தைராய்டு கோளாறுகள் மற்றும் சிகிச்சை இதழ்
திறந்த அணுகல்

ஐ.எஸ்.எஸ்.என்: 2167-7948

சுருக்கம்

Impact of Report Recommendation on Follow-up Ultrasound Studies in the Work-Up of Incidental Thyroid Nodules

Dennis Wulfeck*, Jay Bronner, Thomas Jay Crawford, Madison Kocher, Kit Simpson

The workup of Incidental Thyroid Nodules (ITNs) is costly for both patient and the associated health care system, and there have been no studies to date demonstrating the value of building a best practice model for ITN evaluation.
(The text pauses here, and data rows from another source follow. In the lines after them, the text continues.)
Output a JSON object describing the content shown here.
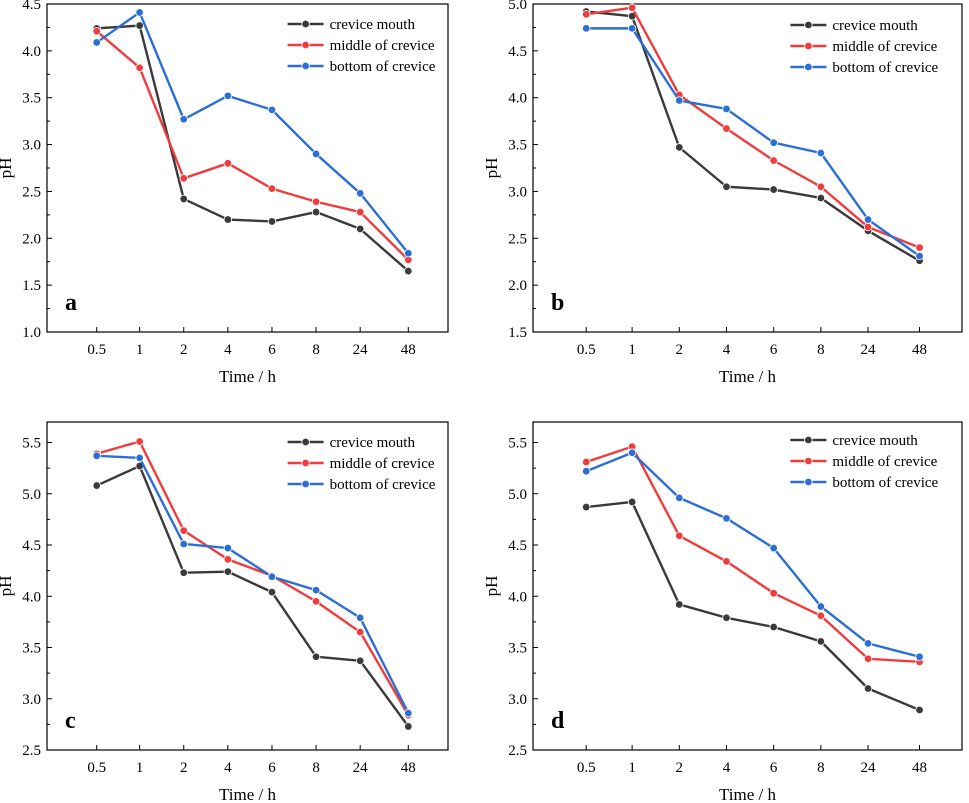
{
  "chart_data": [
    {
      "type": "line",
      "panel": "a",
      "xlabel": "Time / h",
      "ylabel": "pH",
      "categories": [
        "0.5",
        "1",
        "2",
        "4",
        "6",
        "8",
        "24",
        "48"
      ],
      "ylim": [
        1.0,
        4.5
      ],
      "yticks": [
        "1.0",
        "1.5",
        "2.0",
        "2.5",
        "3.0",
        "3.5",
        "4.0",
        "4.5"
      ],
      "legend_position": "top-right",
      "series": [
        {
          "name": "crevice mouth",
          "color": "#3a3a3a",
          "values": [
            4.24,
            4.27,
            2.42,
            2.2,
            2.18,
            2.28,
            2.1,
            1.65
          ]
        },
        {
          "name": "middle of crevice",
          "color": "#f03c3c",
          "values": [
            4.21,
            3.82,
            2.64,
            2.8,
            2.53,
            2.39,
            2.28,
            1.77
          ]
        },
        {
          "name": "bottom of crevice",
          "color": "#2b6fd6",
          "values": [
            4.09,
            4.41,
            3.27,
            3.52,
            3.37,
            2.9,
            2.48,
            1.84
          ]
        }
      ]
    },
    {
      "type": "line",
      "panel": "b",
      "xlabel": "Time / h",
      "ylabel": "pH",
      "categories": [
        "0.5",
        "1",
        "2",
        "4",
        "6",
        "8",
        "24",
        "48"
      ],
      "ylim": [
        1.5,
        5.0
      ],
      "yticks": [
        "1.5",
        "2.0",
        "2.5",
        "3.0",
        "3.5",
        "4.0",
        "4.5",
        "5.0"
      ],
      "legend_position": "top-right",
      "series": [
        {
          "name": "crevice mouth",
          "color": "#3a3a3a",
          "values": [
            4.92,
            4.87,
            3.47,
            3.05,
            3.02,
            2.93,
            2.58,
            2.26
          ]
        },
        {
          "name": "middle of crevice",
          "color": "#f03c3c",
          "values": [
            4.89,
            4.96,
            4.03,
            3.67,
            3.33,
            3.05,
            2.62,
            2.4
          ]
        },
        {
          "name": "bottom of crevice",
          "color": "#2b6fd6",
          "values": [
            4.74,
            4.74,
            3.97,
            3.88,
            3.52,
            3.41,
            2.7,
            2.31
          ]
        }
      ]
    },
    {
      "type": "line",
      "panel": "c",
      "xlabel": "Time / h",
      "ylabel": "pH",
      "categories": [
        "0.5",
        "1",
        "2",
        "4",
        "6",
        "8",
        "24",
        "48"
      ],
      "ylim": [
        2.5,
        5.7
      ],
      "yticks": [
        "2.5",
        "3.0",
        "3.5",
        "4.0",
        "4.5",
        "5.0",
        "5.5"
      ],
      "legend_position": "top-right",
      "series": [
        {
          "name": "crevice mouth",
          "color": "#3a3a3a",
          "values": [
            5.08,
            5.27,
            4.23,
            4.24,
            4.04,
            3.41,
            3.37,
            2.73
          ]
        },
        {
          "name": "middle of crevice",
          "color": "#f03c3c",
          "values": [
            5.39,
            5.51,
            4.64,
            4.36,
            4.2,
            3.95,
            3.65,
            2.84
          ]
        },
        {
          "name": "bottom of crevice",
          "color": "#2b6fd6",
          "values": [
            5.37,
            5.35,
            4.51,
            4.47,
            4.19,
            4.06,
            3.79,
            2.86
          ]
        }
      ]
    },
    {
      "type": "line",
      "panel": "d",
      "xlabel": "Time / h",
      "ylabel": "pH",
      "categories": [
        "0.5",
        "1",
        "2",
        "4",
        "6",
        "8",
        "24",
        "48"
      ],
      "ylim": [
        2.5,
        5.7
      ],
      "yticks": [
        "2.5",
        "3.0",
        "3.5",
        "4.0",
        "4.5",
        "5.0",
        "5.5"
      ],
      "legend_position": "top-right",
      "series": [
        {
          "name": "crevice mouth",
          "color": "#3a3a3a",
          "values": [
            4.87,
            4.92,
            3.92,
            3.79,
            3.7,
            3.56,
            3.1,
            2.89
          ]
        },
        {
          "name": "middle of crevice",
          "color": "#f03c3c",
          "values": [
            5.31,
            5.46,
            4.59,
            4.34,
            4.03,
            3.81,
            3.39,
            3.36
          ]
        },
        {
          "name": "bottom of crevice",
          "color": "#2b6fd6",
          "values": [
            5.22,
            5.4,
            4.96,
            4.76,
            4.47,
            3.9,
            3.54,
            3.41
          ]
        }
      ]
    }
  ]
}
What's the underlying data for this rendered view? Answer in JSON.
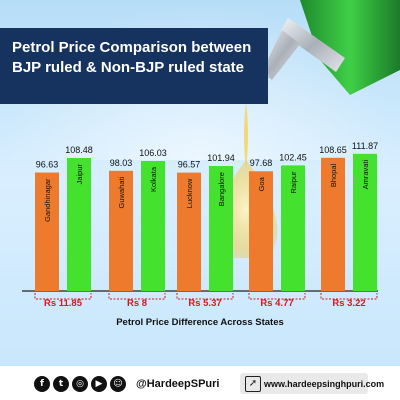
{
  "header": {
    "title": "Petrol Price Comparison between BJP ruled & Non-BJP ruled state"
  },
  "colors": {
    "bjp_bar": "#ee7b2d",
    "non_bjp_bar": "#44e12f",
    "difference_text": "#d6191c",
    "title_background": "#15335e"
  },
  "chart_data": {
    "type": "bar",
    "ylim": [
      0,
      115
    ],
    "xlabel": "Petrol Price Difference Across States",
    "groups": [
      {
        "bars": [
          {
            "label": "Gandhinagar",
            "value": 96.63,
            "kind": "orange"
          },
          {
            "label": "Jaipur",
            "value": 108.48,
            "kind": "green"
          }
        ],
        "difference": "Rs 11.85"
      },
      {
        "bars": [
          {
            "label": "Guwahati",
            "value": 98.03,
            "kind": "orange"
          },
          {
            "label": "Kolkata",
            "value": 106.03,
            "kind": "green"
          }
        ],
        "difference": "Rs 8"
      },
      {
        "bars": [
          {
            "label": "Lucknow",
            "value": 96.57,
            "kind": "orange"
          },
          {
            "label": "Bangalore",
            "value": 101.94,
            "kind": "green"
          }
        ],
        "difference": "Rs 5.37"
      },
      {
        "bars": [
          {
            "label": "Goa",
            "value": 97.68,
            "kind": "orange"
          },
          {
            "label": "Raipur",
            "value": 102.45,
            "kind": "green"
          }
        ],
        "difference": "Rs 4.77"
      },
      {
        "bars": [
          {
            "label": "Bhopal",
            "value": 108.65,
            "kind": "orange"
          },
          {
            "label": "Amravati",
            "value": 111.87,
            "kind": "green"
          }
        ],
        "difference": "Rs 3.22"
      }
    ]
  },
  "footer": {
    "social_icons": [
      "facebook-icon",
      "twitter-icon",
      "instagram-icon",
      "youtube-icon",
      "snapchat-icon"
    ],
    "handle": "@HardeepSPuri",
    "website": "www.hardeepsinghpuri.com"
  }
}
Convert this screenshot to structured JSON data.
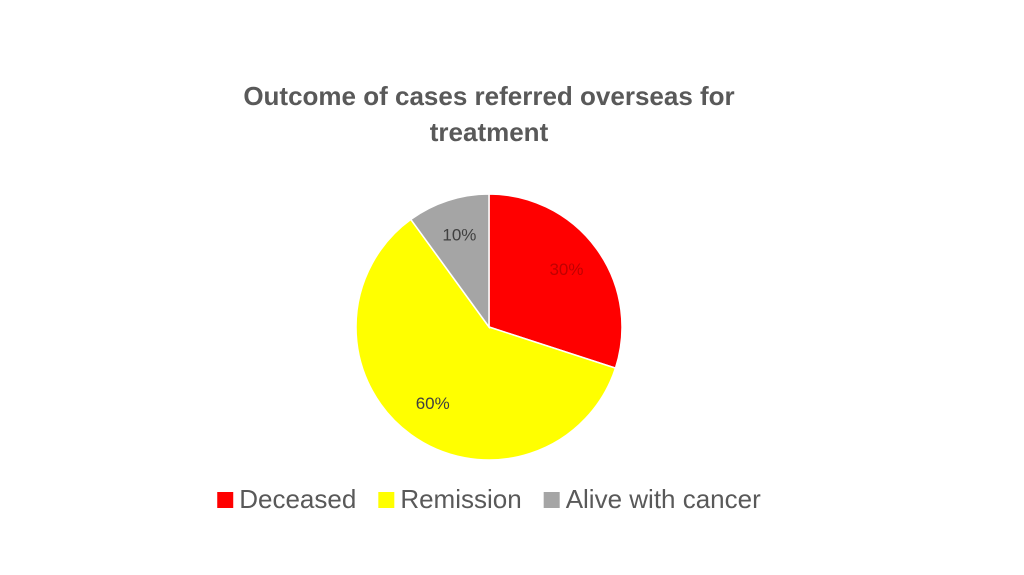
{
  "chart_data": {
    "type": "pie",
    "title": "Outcome of cases referred overseas for treatment",
    "categories": [
      "Deceased",
      "Remission",
      "Alive with cancer"
    ],
    "values": [
      30,
      60,
      10
    ],
    "value_labels": [
      "30%",
      "60%",
      "10%"
    ],
    "colors": [
      "#ff0000",
      "#ffff00",
      "#a5a5a5"
    ],
    "legend": "bottom"
  }
}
The purpose of the study is to evaluate the impact of adding the following statement to a Computed Tomography (CT) report when an ITN has been discovered: “No further follow up is indicated for the ITN”. A tertiary multicentre clinical decision analysis study was performed where the primary outcome measured was the adherence to the best practice of including the statement when indicated. Data was collected from eight radiology practices for a preintervention six-month period from February to July 2015 including 1936 CT scans, and a post-intervention period from July to December 2015 including 2121 CT scans. Nodules were reported according to best practice 30.81% during the pre-intervention period, and 84.35% during the post-intervention period. Using a clinical decision analysis tree and previous Medicare data, there was a predicted cost savings of approximately $23,057,208. At the same time, an estimated 7,592 negative fine needle aspirations were avoided and 750 additional thyroid cancers were estimated to be detected. Significant cost control and universal health benefit can be achieved if referring physicians adhere to the best practice of not following-up ITNs that meet criteria.